November oil demand was slightly less than the 33.89 million metric tons (8.01 million b/d) seen in October.
"China has pulled out all the stops this year to be sure that its economy has performed well throughout the global financial crisis. That has had a dramatic impact on oil demand in the country," said Dave Ernsberger, Platts senior editorial director for Asia. "Lifting demand for oil by double-digits month after month was not Beijing's goal when it injected half a trillion dollars into its economy this year, but it was one of the most significant consequences."
The Chinese government's Yuan 4 trillion ($586 billion) stimulus program to boost domestic spending and consumption has resulted in greater use of oil products from naphtha to jet fuel, prompting the International Energy Agency (IEA) to raise its forecast for China's oil demand by about 80,000 b/d on average for both this year and 2010, the agency said in its December monthly report released earlier this month.

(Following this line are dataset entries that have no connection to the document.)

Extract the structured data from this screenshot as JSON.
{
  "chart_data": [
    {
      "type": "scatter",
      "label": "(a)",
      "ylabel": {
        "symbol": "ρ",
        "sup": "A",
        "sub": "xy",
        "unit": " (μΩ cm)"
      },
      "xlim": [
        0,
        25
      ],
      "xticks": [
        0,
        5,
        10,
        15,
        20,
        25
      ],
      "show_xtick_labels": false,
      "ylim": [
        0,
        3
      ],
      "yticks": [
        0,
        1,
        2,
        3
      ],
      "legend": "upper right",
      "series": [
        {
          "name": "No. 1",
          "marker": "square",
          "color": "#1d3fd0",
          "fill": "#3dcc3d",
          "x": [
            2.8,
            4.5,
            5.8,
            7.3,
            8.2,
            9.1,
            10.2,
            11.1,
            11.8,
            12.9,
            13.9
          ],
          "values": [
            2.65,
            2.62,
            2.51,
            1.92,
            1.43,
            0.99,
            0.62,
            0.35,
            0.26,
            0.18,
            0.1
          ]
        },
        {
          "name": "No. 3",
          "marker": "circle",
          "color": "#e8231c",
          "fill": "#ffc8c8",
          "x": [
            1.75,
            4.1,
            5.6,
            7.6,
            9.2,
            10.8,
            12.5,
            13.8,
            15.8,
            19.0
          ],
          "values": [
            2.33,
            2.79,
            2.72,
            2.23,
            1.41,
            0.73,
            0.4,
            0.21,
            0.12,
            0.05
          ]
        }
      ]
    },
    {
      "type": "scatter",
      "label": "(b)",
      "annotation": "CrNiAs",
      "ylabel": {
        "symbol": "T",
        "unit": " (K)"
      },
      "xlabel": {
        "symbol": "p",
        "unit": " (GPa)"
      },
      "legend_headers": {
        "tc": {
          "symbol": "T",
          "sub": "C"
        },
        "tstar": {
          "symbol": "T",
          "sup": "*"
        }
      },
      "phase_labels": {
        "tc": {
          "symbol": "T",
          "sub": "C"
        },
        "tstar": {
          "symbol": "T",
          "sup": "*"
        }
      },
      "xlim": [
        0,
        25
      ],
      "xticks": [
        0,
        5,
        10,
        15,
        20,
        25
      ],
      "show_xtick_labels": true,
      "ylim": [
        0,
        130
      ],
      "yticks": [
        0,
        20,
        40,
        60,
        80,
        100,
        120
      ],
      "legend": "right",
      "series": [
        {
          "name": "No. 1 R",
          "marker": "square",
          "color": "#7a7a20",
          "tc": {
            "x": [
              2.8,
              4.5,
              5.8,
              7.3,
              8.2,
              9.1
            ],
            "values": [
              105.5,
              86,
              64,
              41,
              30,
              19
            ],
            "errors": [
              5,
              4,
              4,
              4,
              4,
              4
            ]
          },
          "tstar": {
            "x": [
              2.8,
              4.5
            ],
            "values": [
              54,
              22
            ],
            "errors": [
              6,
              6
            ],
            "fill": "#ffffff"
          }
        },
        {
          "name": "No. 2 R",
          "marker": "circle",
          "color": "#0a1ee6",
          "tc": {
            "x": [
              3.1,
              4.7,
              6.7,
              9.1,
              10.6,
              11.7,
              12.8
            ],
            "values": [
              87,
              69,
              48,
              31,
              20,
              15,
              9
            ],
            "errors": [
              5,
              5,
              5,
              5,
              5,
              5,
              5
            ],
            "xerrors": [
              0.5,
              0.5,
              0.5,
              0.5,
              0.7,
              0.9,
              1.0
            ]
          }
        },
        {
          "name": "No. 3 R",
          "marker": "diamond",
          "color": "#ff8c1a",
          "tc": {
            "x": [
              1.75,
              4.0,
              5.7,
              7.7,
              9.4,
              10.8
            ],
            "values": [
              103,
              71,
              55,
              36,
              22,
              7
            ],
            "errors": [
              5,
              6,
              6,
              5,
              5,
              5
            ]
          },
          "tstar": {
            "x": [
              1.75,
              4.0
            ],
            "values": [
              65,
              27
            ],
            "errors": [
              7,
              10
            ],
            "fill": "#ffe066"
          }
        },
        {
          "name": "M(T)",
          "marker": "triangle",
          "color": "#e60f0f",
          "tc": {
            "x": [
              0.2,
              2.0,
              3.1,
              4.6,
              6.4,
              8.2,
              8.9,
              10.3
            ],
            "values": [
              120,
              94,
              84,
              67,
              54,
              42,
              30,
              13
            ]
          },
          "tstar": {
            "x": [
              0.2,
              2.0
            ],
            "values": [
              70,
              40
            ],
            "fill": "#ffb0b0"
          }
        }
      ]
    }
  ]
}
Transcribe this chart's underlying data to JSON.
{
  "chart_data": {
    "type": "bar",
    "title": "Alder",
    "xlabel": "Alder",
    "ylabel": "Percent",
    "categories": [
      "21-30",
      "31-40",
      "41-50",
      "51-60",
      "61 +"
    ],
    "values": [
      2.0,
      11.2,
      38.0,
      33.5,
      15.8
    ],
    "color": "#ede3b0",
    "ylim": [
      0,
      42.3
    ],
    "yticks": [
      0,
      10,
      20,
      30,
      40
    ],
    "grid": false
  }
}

Meanwhile, China seemed to be tapping into its inventory to feed the strong crude throughput appetite in November as the government reported a drop in both crude imports and production versus October.
Chinese customs tallied 17.12 million mt (4.06 million b/d) of crude imports last month, down 11.4% from 19.33 million mt in October. Crude production also slipped 3.6% during the comparison period to 15.67 million mt (3.7 million b/d).
The amount of oil products imports last month, at 2.62 million mt, was at its lowest since November 2008, suggesting that the country was looking less to overseas markets to meet domestic oil products requirement.